じゃないと色々と恥ずかしすぎて死にたくなるからね。
それに箪笥の角に足の小指をぶつけて悶絶してた所とか、ありもしない能力の技名を考えて自室で叫んでいた所とか黒歴史以外の何物でもない。
それを誰かに見られていたかもしれないなんて……しかもお父様の耳に入ってるかもしれないなんて絶対に考えたくない。

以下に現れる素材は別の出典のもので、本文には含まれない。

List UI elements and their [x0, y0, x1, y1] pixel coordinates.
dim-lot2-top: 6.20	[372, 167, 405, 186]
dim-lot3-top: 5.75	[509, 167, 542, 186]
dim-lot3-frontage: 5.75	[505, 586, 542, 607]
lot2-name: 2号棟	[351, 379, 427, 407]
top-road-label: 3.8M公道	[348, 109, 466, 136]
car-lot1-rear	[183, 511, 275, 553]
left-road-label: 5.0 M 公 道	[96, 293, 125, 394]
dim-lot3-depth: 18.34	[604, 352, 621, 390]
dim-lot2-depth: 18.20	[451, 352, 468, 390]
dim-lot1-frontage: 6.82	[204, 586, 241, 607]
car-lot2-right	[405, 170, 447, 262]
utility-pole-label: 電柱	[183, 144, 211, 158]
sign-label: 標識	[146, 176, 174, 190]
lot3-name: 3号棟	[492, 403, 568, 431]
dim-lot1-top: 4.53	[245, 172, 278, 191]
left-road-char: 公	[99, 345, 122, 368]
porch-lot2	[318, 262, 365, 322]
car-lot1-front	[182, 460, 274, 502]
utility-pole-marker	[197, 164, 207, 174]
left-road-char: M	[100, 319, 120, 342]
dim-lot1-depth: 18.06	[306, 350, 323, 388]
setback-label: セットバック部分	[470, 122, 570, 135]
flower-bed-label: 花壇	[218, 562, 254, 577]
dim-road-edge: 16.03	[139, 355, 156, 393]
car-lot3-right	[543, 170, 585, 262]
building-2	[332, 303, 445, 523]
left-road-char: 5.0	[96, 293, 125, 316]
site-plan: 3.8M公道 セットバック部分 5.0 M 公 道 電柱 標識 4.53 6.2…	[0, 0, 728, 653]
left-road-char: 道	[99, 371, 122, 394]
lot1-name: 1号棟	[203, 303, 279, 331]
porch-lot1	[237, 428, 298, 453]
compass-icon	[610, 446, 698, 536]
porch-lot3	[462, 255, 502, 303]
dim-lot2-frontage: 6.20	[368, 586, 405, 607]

やっぱりこれは深く考えちゃダメなこと間違いなしだよね。
いや、私の恥ずかしい話はこの際どうでもいい。
それよりも、気にすべきなのはこれから先の未来についてだ。
もし監視されているのだとしたら今日から気をつけて生活しないといけなくなる。
これは憶測でしかないけど、多分私の礼儀作法なんかも報告されるはずだ。
普段日頃からの立ち振る舞いも条件に含まれるだろうからね。
はあ……全くもって鬼畜すぎる。
どこにいても休まる場所がないとかストレス過多で倒れる予感しかしない。
実際は倒れないと思うけど……。
とにかく、少しでも早く条件を満たす事を目標に当面は頑張っていこうと思う。
もちろん、空いてる時間に二人に会いに行く事も忘れない。
そして私の名前をあの可愛い声で呼んでもらうのだ。
そのためにも先ずは私に慣れてもらわないとだよね。
……ていうか今、気付いたんだけど私の勉強っていつから始まるんだろう?
開いたままの障子を前に私は一人、首を傾げた。
……とりあえずなんか疲れたからちょっとお昼寝でもして休む事にしようかな。
部屋に入り着物の帯を解きながら、そう決めると私はいそいそと布団を敷いた。
そして畳の上に赤い着物を脱ぎ捨てると私は肌襦袢のまま布団に潜り込む。
起きたら部屋の片付けでもしようと心に決め私は襲い来る眠気に抗う事なく目を閉じた。